# AJAX <div>-id bei onclick an Javascript übergeben



## zeroize (12. Juni 2008)

Hallo,
vielleicht kann mir jemand helfen, ich habe folgendes Problem mit einem Tool was ich schreibe.
Konzept:
In einer php-Seite stehen Inhalte in <div>-Containern in Tabellenform. In jeder Zeile ist ein onclick-Image das eine Javascriptfunktion aufruft. Das Javascript ruft am Rand des jeweiligen <div>-Containers ein weiteren <div>-Container auf, indem der Inhalt  des eigentlichen <div>s geändert werden kann (auch wieder mit einer Javascriptfunktion). Soweit so gut.
Um aber den ursprünglichen Container zu ändern muss ich seine id kennen.
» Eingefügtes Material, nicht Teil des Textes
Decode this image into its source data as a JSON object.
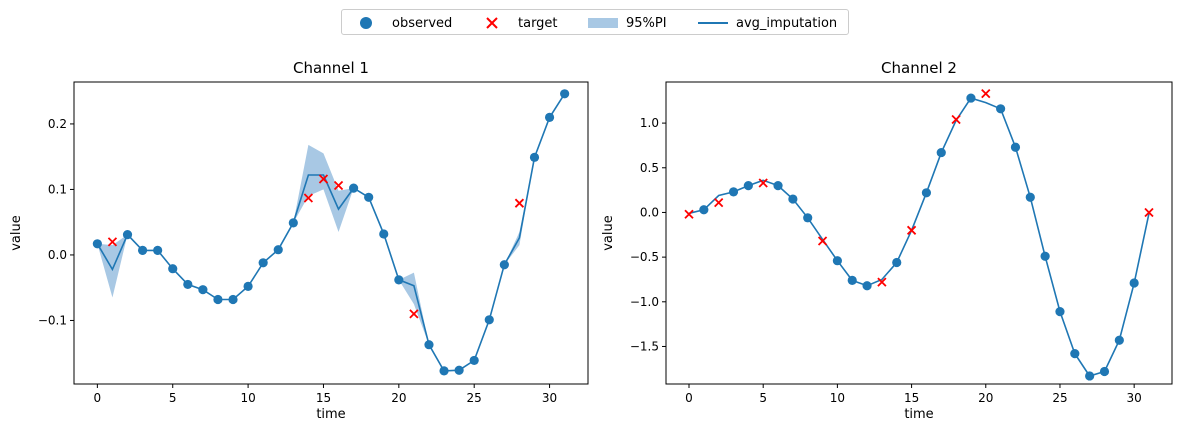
{
  "legend": {
    "observed": "observed",
    "target": "target",
    "pi": "95%PI",
    "avg": "avg_imputation"
  },
  "colors": {
    "series": "#1f77b4",
    "target": "#ff0000",
    "band": "#a8c8e4"
  },
  "chart_data": [
    {
      "type": "line",
      "title": "Channel 1",
      "xlabel": "time",
      "ylabel": "value",
      "xlim": [
        -1.55,
        32.55
      ],
      "ylim": [
        -0.197,
        0.264
      ],
      "xticks": [
        0,
        5,
        10,
        15,
        20,
        25,
        30
      ],
      "yticks": [
        -0.1,
        0.0,
        0.1,
        0.2
      ],
      "ytick_labels": [
        "−0.1",
        "0.0",
        "0.1",
        "0.2"
      ],
      "observed": [
        [
          0,
          0.017
        ],
        [
          2,
          0.031
        ],
        [
          3,
          0.007
        ],
        [
          4,
          0.007
        ],
        [
          5,
          -0.021
        ],
        [
          6,
          -0.045
        ],
        [
          7,
          -0.053
        ],
        [
          8,
          -0.068
        ],
        [
          9,
          -0.068
        ],
        [
          10,
          -0.048
        ],
        [
          11,
          -0.012
        ],
        [
          12,
          0.008
        ],
        [
          13,
          0.049
        ],
        [
          17,
          0.102
        ],
        [
          18,
          0.088
        ],
        [
          19,
          0.032
        ],
        [
          20,
          -0.038
        ],
        [
          22,
          -0.137
        ],
        [
          23,
          -0.177
        ],
        [
          24,
          -0.176
        ],
        [
          25,
          -0.161
        ],
        [
          26,
          -0.099
        ],
        [
          27,
          -0.015
        ],
        [
          29,
          0.149
        ],
        [
          30,
          0.21
        ],
        [
          31,
          0.246
        ]
      ],
      "target": [
        [
          1,
          0.02
        ],
        [
          14,
          0.087
        ],
        [
          15,
          0.116
        ],
        [
          16,
          0.106
        ],
        [
          21,
          -0.09
        ],
        [
          28,
          0.079
        ]
      ],
      "avg_imputation": [
        [
          0,
          0.017
        ],
        [
          1,
          -0.022
        ],
        [
          2,
          0.031
        ],
        [
          3,
          0.007
        ],
        [
          4,
          0.007
        ],
        [
          5,
          -0.021
        ],
        [
          6,
          -0.045
        ],
        [
          7,
          -0.053
        ],
        [
          8,
          -0.068
        ],
        [
          9,
          -0.068
        ],
        [
          10,
          -0.048
        ],
        [
          11,
          -0.012
        ],
        [
          12,
          0.008
        ],
        [
          13,
          0.049
        ],
        [
          14,
          0.122
        ],
        [
          15,
          0.122
        ],
        [
          16,
          0.07
        ],
        [
          17,
          0.102
        ],
        [
          18,
          0.088
        ],
        [
          19,
          0.032
        ],
        [
          20,
          -0.038
        ],
        [
          21,
          -0.047
        ],
        [
          22,
          -0.137
        ],
        [
          23,
          -0.177
        ],
        [
          24,
          -0.176
        ],
        [
          25,
          -0.161
        ],
        [
          26,
          -0.099
        ],
        [
          27,
          -0.015
        ],
        [
          28,
          0.026
        ],
        [
          29,
          0.149
        ],
        [
          30,
          0.21
        ],
        [
          31,
          0.246
        ]
      ],
      "pi_lower": [
        [
          0,
          0.017
        ],
        [
          1,
          -0.065
        ],
        [
          2,
          0.031
        ],
        [
          13,
          0.049
        ],
        [
          14,
          0.09
        ],
        [
          15,
          0.1
        ],
        [
          16,
          0.035
        ],
        [
          17,
          0.102
        ],
        [
          20,
          -0.038
        ],
        [
          21,
          -0.075
        ],
        [
          22,
          -0.137
        ],
        [
          27,
          -0.015
        ],
        [
          28,
          0.015
        ],
        [
          29,
          0.149
        ]
      ],
      "pi_upper": [
        [
          0,
          0.017
        ],
        [
          1,
          0.015
        ],
        [
          2,
          0.031
        ],
        [
          13,
          0.049
        ],
        [
          14,
          0.168
        ],
        [
          15,
          0.155
        ],
        [
          16,
          0.098
        ],
        [
          17,
          0.102
        ],
        [
          20,
          -0.038
        ],
        [
          21,
          -0.027
        ],
        [
          22,
          -0.137
        ],
        [
          27,
          -0.015
        ],
        [
          28,
          0.035
        ],
        [
          29,
          0.149
        ]
      ]
    },
    {
      "type": "line",
      "title": "Channel 2",
      "xlabel": "time",
      "ylabel": "value",
      "xlim": [
        -1.55,
        32.55
      ],
      "ylim": [
        -1.92,
        1.46
      ],
      "xticks": [
        0,
        5,
        10,
        15,
        20,
        25,
        30
      ],
      "yticks": [
        -1.5,
        -1.0,
        -0.5,
        0.0,
        0.5,
        1.0
      ],
      "ytick_labels": [
        "−1.5",
        "−1.0",
        "−0.5",
        "0.0",
        "0.5",
        "1.0"
      ],
      "observed": [
        [
          1,
          0.03
        ],
        [
          3,
          0.23
        ],
        [
          4,
          0.3
        ],
        [
          6,
          0.3
        ],
        [
          7,
          0.15
        ],
        [
          8,
          -0.06
        ],
        [
          10,
          -0.54
        ],
        [
          11,
          -0.76
        ],
        [
          12,
          -0.82
        ],
        [
          14,
          -0.56
        ],
        [
          16,
          0.22
        ],
        [
          17,
          0.67
        ],
        [
          19,
          1.28
        ],
        [
          21,
          1.16
        ],
        [
          22,
          0.73
        ],
        [
          23,
          0.17
        ],
        [
          24,
          -0.49
        ],
        [
          25,
          -1.11
        ],
        [
          26,
          -1.58
        ],
        [
          27,
          -1.83
        ],
        [
          28,
          -1.78
        ],
        [
          29,
          -1.43
        ],
        [
          30,
          -0.79
        ]
      ],
      "target": [
        [
          0,
          -0.02
        ],
        [
          2,
          0.11
        ],
        [
          5,
          0.33
        ],
        [
          9,
          -0.32
        ],
        [
          13,
          -0.78
        ],
        [
          15,
          -0.2
        ],
        [
          18,
          1.04
        ],
        [
          20,
          1.33
        ],
        [
          31,
          0.0
        ]
      ],
      "avg_imputation": [
        [
          0,
          -0.01
        ],
        [
          1,
          0.03
        ],
        [
          2,
          0.19
        ],
        [
          3,
          0.23
        ],
        [
          4,
          0.3
        ],
        [
          5,
          0.36
        ],
        [
          6,
          0.3
        ],
        [
          7,
          0.15
        ],
        [
          8,
          -0.06
        ],
        [
          9,
          -0.3
        ],
        [
          10,
          -0.54
        ],
        [
          11,
          -0.76
        ],
        [
          12,
          -0.82
        ],
        [
          13,
          -0.75
        ],
        [
          14,
          -0.56
        ],
        [
          15,
          -0.2
        ],
        [
          16,
          0.22
        ],
        [
          17,
          0.67
        ],
        [
          18,
          1.03
        ],
        [
          19,
          1.28
        ],
        [
          20,
          1.23
        ],
        [
          21,
          1.16
        ],
        [
          22,
          0.73
        ],
        [
          23,
          0.17
        ],
        [
          24,
          -0.49
        ],
        [
          25,
          -1.11
        ],
        [
          26,
          -1.58
        ],
        [
          27,
          -1.83
        ],
        [
          28,
          -1.78
        ],
        [
          29,
          -1.43
        ],
        [
          30,
          -0.79
        ],
        [
          31,
          -0.01
        ]
      ]
    }
  ]
}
Wie übergebe ich diese id an das Javascript, das im zweiten Container aufgerufen wird?

Wäre sehr nett,
wenn sich jemand melden würde

Zeroize


----------



## Neo Ryke (12. Juni 2008)

Jup, das geht ganz einfach:




<script type="text/javascript">

function myFunction (elem) {
    var id = elem.id;
}

</script>




<div onclick="javascript:myFunction(this);">

</div>


----------



## zeroize (12. Juni 2008)

Schade zu früh gefreut - er gibt mir über function(this) leider nur die id vom Linkimage aus und nicht vom <div> drum herum!


----------



## Sven Mintel (13. Juni 2008)

Wenn du anhand einer Code-Passage zeigen könntest, wo genau sich das Bild in dem <div> befindet, dessen ID du benötigst, würde dies die Klärung des Sachverhaltes enorm erleichtern


----------



## SGSSGene (13. Juni 2008)

Wenn du das "Eltern"-Element haben willst, kannst du es mit dem Attribute elem.parentNode, bekommen.
http://de.selfhtml.org/javascript/objekte/node.htm#parent_node


----------